By Maria Saporta
Updated: The memorial service for Frank Skinner will be held Wednesday, Nov. 21 at Peachtree Presbyterian Church, 3434 Roswell Rd. NW, at 1 p.m.
B.. Franklin Skinner, an influential business and civic leader for decades, passed away Friday night after being taken to the hospital that morning.
Linda Glass, executive director of the Rotary Club of Atlanta, sent out an email to Rotarians on Saturday titled: “Frank Skinner is now in heaven.”
Glass added that Skinner died “peacefully with a daughter holding each hand.” She then added that Skinner “will be missed by so many of us.”
For most of his professional career, Skinner was with Southern Bell, which later became BellSouth Corp. before being acquired by AT&T.
When he retired in November 1992, Skinner was CEO of BellSouth Telecommunications, the operating subsidiary of BellSouth Corp., once the major telephone company in the Southeast.
But it was Skinner’s civic contributions that left his mark in Atlanta.
For example, Skinner led the effort to get the Rotary Club of Atlanta to launch the annual Interfaith Business Breakfast – now in its 21styear. Despite failing health, Skinner attended this year’s prayer breakfast on Oct. 4 to hear Dan Cathy, CEO of Chick-fil-A, give the keynote address. He also attended a recent Rotary Club luncheon meeting.
Over the decades, Skinner held multiple leadership roles in the community. He was the 1992 chairman of the Metro Atlanta Chamber. He also served as a board chair of the United Way of Greater Atlanta as well as one of its annual campaigns.
In one of his less glamorous civic roles, Skinner served on the board of the Atlanta Housing Authority during its transformation from a troubled agency to one that garnered national respect.
But the story that best described Skinner’s character occurred in April 1995.
Skinner was serving as chairman of the national Salvation Army, which was meeting in Atlanta.
He invited Salvation Army leaders to his Buckhead home.
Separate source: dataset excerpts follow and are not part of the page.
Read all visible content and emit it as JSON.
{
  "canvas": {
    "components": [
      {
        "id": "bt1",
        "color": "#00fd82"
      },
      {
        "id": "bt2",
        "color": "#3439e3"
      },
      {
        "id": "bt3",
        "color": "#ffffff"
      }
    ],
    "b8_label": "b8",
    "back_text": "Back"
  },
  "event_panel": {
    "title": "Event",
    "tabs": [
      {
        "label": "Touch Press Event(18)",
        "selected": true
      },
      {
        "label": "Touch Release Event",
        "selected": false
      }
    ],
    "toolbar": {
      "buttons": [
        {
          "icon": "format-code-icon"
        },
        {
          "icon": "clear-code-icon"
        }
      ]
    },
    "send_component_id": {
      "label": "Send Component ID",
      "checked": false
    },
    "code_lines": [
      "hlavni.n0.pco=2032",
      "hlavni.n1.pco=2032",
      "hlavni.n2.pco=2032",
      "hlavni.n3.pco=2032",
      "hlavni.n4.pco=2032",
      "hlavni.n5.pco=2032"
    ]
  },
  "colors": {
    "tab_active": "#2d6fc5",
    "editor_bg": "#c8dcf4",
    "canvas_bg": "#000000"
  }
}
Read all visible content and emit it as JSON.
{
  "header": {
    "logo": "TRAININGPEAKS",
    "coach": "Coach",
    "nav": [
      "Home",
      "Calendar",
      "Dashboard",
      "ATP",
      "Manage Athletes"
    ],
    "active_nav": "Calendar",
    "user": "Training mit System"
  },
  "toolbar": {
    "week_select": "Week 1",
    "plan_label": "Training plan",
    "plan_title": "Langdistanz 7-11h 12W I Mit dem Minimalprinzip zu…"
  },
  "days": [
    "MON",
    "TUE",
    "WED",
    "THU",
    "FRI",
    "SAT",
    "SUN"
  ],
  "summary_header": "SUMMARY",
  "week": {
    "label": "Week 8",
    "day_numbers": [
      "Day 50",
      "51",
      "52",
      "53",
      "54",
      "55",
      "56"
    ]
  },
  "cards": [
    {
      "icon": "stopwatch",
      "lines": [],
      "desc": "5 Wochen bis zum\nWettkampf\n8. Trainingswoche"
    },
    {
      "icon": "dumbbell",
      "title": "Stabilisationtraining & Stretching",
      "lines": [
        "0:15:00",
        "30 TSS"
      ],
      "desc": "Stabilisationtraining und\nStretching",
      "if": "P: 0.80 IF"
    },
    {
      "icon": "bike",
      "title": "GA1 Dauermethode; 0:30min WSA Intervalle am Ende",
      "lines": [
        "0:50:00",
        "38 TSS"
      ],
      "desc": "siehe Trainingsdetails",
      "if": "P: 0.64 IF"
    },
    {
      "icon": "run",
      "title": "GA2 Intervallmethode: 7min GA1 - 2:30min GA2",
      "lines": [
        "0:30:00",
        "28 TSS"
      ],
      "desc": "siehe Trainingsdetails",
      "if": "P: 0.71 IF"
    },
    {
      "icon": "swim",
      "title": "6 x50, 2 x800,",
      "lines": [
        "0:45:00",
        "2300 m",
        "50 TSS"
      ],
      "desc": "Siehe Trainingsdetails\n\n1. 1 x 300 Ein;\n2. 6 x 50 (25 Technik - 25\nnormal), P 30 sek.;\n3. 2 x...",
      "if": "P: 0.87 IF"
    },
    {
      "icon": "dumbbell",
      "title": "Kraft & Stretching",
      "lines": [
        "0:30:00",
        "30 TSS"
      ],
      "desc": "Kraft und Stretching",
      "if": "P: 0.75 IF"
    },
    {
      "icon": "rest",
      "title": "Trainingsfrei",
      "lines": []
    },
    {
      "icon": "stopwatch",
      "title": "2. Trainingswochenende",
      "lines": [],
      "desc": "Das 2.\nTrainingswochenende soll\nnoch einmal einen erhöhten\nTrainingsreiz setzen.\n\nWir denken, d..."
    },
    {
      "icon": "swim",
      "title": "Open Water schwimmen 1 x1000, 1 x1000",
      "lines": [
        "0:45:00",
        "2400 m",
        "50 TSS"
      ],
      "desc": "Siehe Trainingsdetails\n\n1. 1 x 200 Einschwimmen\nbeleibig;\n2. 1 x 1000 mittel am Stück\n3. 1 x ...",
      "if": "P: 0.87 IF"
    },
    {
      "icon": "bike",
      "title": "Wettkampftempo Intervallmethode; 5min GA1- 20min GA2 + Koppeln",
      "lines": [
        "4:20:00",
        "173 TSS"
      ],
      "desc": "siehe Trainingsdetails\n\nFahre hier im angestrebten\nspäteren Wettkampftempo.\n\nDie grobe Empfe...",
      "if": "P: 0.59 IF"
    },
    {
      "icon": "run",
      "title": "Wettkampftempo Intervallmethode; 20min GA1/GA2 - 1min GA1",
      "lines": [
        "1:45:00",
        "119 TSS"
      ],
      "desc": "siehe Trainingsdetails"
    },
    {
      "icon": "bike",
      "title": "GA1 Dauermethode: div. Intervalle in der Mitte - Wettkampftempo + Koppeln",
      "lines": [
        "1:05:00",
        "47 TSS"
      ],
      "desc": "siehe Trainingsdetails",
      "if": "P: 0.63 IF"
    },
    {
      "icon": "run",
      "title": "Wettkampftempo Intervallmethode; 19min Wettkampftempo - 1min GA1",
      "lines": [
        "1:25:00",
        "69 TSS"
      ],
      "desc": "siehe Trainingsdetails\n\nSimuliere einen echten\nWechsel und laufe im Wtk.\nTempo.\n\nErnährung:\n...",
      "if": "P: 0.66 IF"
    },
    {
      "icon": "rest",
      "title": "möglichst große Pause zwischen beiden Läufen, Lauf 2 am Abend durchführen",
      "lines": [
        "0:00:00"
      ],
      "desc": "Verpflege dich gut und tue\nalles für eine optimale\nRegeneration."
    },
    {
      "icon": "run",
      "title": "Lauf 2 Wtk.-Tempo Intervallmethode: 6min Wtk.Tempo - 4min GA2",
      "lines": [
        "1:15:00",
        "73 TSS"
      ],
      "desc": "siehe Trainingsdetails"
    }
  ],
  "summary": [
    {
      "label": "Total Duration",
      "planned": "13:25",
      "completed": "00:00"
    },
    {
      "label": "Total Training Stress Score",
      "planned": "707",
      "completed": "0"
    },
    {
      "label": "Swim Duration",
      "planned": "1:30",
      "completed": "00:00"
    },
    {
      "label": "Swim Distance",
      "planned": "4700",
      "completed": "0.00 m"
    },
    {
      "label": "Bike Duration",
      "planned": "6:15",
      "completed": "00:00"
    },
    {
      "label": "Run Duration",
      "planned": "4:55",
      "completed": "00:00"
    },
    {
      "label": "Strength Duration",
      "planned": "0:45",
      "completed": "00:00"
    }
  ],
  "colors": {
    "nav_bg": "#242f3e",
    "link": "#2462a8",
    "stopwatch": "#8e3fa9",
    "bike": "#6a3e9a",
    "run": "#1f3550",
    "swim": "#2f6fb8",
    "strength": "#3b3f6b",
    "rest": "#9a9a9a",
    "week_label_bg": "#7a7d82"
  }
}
Then tragically during the reception, the deck of the Skinner home collapsed – injuring dozens of people, including Skinner.
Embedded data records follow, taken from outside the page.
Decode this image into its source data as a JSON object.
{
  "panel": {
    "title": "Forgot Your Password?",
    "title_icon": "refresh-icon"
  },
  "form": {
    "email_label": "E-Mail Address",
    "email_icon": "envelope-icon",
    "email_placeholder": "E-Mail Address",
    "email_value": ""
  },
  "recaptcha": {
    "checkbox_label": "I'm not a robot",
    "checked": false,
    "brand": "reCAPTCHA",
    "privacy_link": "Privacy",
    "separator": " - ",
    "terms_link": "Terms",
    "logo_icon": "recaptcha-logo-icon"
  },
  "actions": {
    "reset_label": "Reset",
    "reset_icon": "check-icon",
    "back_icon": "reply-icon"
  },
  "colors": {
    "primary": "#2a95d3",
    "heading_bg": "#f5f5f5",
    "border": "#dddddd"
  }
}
Even though he was one of the most injured with a fractured pelvis, Skinner insisted that all of his guests be taken to the hospital to receive medical care before he allowed first responders to treat him and his injuries.
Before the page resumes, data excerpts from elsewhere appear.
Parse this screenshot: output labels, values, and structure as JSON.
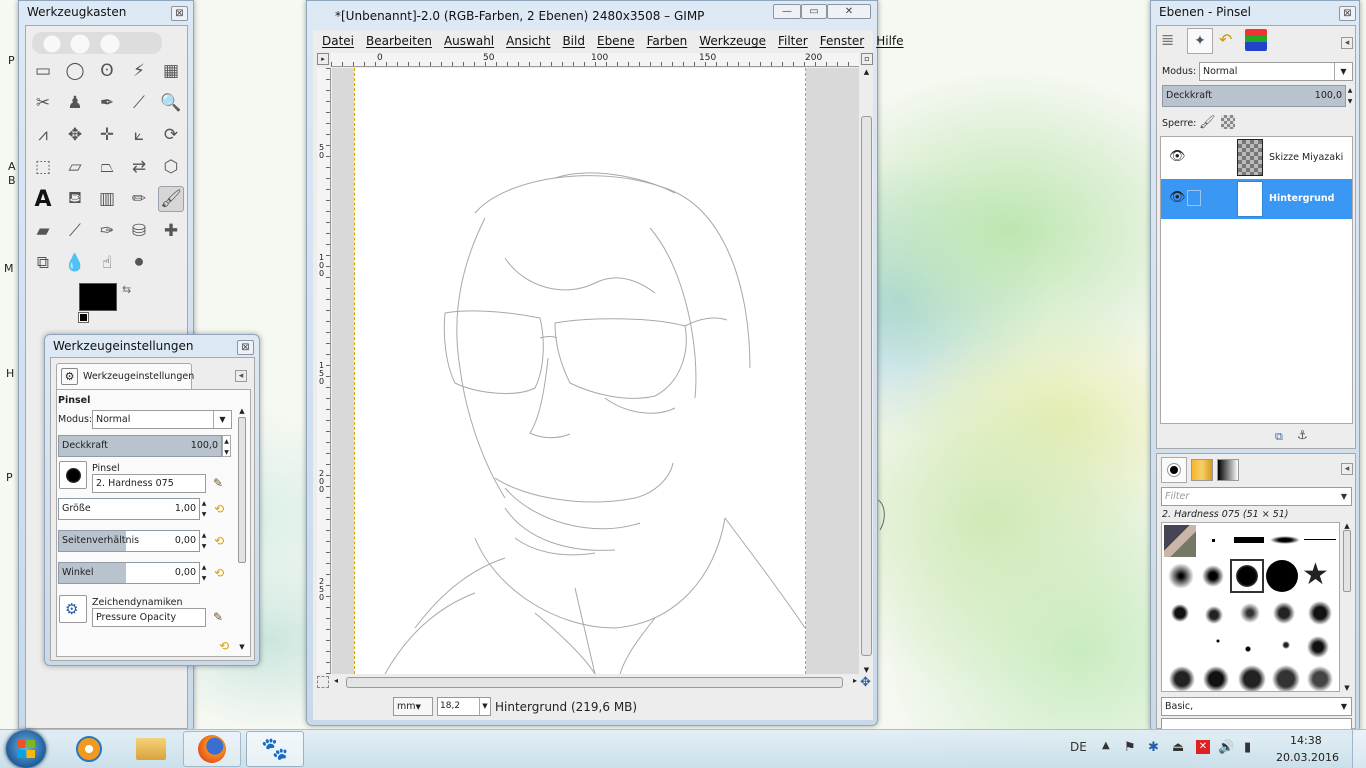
{
  "desktop_edge_letters": [
    "P",
    "A",
    "B",
    "M",
    "H",
    "P"
  ],
  "toolbox": {
    "title": "Werkzeugkasten",
    "close": "⊠",
    "tools": [
      {
        "name": "rect-select-icon",
        "glyph": "▭"
      },
      {
        "name": "ellipse-select-icon",
        "glyph": "◯"
      },
      {
        "name": "free-select-icon",
        "glyph": "ʘ"
      },
      {
        "name": "fuzzy-select-icon",
        "glyph": "⚡"
      },
      {
        "name": "color-select-icon",
        "glyph": "▦"
      },
      {
        "name": "scissors-icon",
        "glyph": "✂"
      },
      {
        "name": "foreground-select-icon",
        "glyph": "♟"
      },
      {
        "name": "paths-icon",
        "glyph": "✒"
      },
      {
        "name": "color-picker-icon",
        "glyph": "⟋"
      },
      {
        "name": "zoom-icon",
        "glyph": "🔍"
      },
      {
        "name": "measure-icon",
        "glyph": "⩘"
      },
      {
        "name": "move-icon",
        "glyph": "✥"
      },
      {
        "name": "align-icon",
        "glyph": "✛"
      },
      {
        "name": "crop-icon",
        "glyph": "⟀"
      },
      {
        "name": "rotate-icon",
        "glyph": "⟳"
      },
      {
        "name": "scale-icon",
        "glyph": "⬚"
      },
      {
        "name": "shear-icon",
        "glyph": "▱"
      },
      {
        "name": "perspective-icon",
        "glyph": "⏢"
      },
      {
        "name": "flip-icon",
        "glyph": "⇄"
      },
      {
        "name": "cage-icon",
        "glyph": "⬡"
      },
      {
        "name": "text-icon",
        "glyph": "A"
      },
      {
        "name": "bucket-fill-icon",
        "glyph": "⛾"
      },
      {
        "name": "gradient-icon",
        "glyph": "▥"
      },
      {
        "name": "pencil-icon",
        "glyph": "✏"
      },
      {
        "name": "paintbrush-icon",
        "glyph": "🖌"
      },
      {
        "name": "eraser-icon",
        "glyph": "▰"
      },
      {
        "name": "airbrush-icon",
        "glyph": "⟋"
      },
      {
        "name": "ink-icon",
        "glyph": "✑"
      },
      {
        "name": "clone-icon",
        "glyph": "⛁"
      },
      {
        "name": "heal-icon",
        "glyph": "✚"
      },
      {
        "name": "perspective-clone-icon",
        "glyph": "⧉"
      },
      {
        "name": "blur-icon",
        "glyph": "💧"
      },
      {
        "name": "smudge-icon",
        "glyph": "☝"
      },
      {
        "name": "dodge-burn-icon",
        "glyph": "⚫"
      }
    ]
  },
  "tool_options": {
    "title": "Werkzeugeinstellungen",
    "tab_label": "Werkzeugeinstellungen",
    "tool_name": "Pinsel",
    "mode_label": "Modus:",
    "mode_value": "Normal",
    "opacity_label": "Deckkraft",
    "opacity_value": "100,0",
    "brush_label": "Pinsel",
    "brush_value": "2. Hardness 075",
    "size_label": "Größe",
    "size_value": "1,00",
    "aspect_label": "Seitenverhältnis",
    "aspect_value": "0,00",
    "angle_label": "Winkel",
    "angle_value": "0,00",
    "dynamics_label": "Zeichendynamiken",
    "dynamics_value": "Pressure Opacity"
  },
  "image_window": {
    "title": "*[Unbenannt]-2.0 (RGB-Farben, 2 Ebenen) 2480x3508 – GIMP",
    "menu": [
      "Datei",
      "Bearbeiten",
      "Auswahl",
      "Ansicht",
      "Bild",
      "Ebene",
      "Farben",
      "Werkzeuge",
      "Filter",
      "Fenster",
      "Hilfe"
    ],
    "hruler": [
      "0",
      "50",
      "100",
      "150",
      "200"
    ],
    "vruler": [
      "5\n0",
      "1\n0\n0",
      "1\n5\n0",
      "2\n0\n0",
      "2\n5\n0"
    ],
    "unit": "mm",
    "zoom": "18,2",
    "status": "Hintergrund (219,6 MB)"
  },
  "layers": {
    "title": "Ebenen - Pinsel",
    "mode_label": "Modus:",
    "mode_value": "Normal",
    "opacity_label": "Deckkraft",
    "opacity_value": "100,0",
    "lock_label": "Sperre:",
    "items": [
      {
        "name": "Skizze Miyazaki",
        "selected": false
      },
      {
        "name": "Hintergrund",
        "selected": true
      }
    ]
  },
  "brushes": {
    "filter_placeholder": "Filter",
    "current": "2. Hardness 075 (51 × 51)",
    "tag": "Basic,"
  },
  "taskbar": {
    "lang": "DE",
    "time": "14:38",
    "date": "20.03.2016"
  }
}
“I do not know of a finer person than Frank Skinner,” Renee Glover, then director of the Atlanta Housing Authority, said in 1995.“He’s always had time to care about his fellow man, willing to not only give lip service but give of his time and commitment. There are very few people who do that.”
John Clendenin, who was then BellSouth’s CEO, said it best.
“Frank Skinner isa giant of a human being in every sense of the word,” Clendenin said in 1995.. “He’s done so much good for so many, and it’s such a shame that he has to suffer like this.”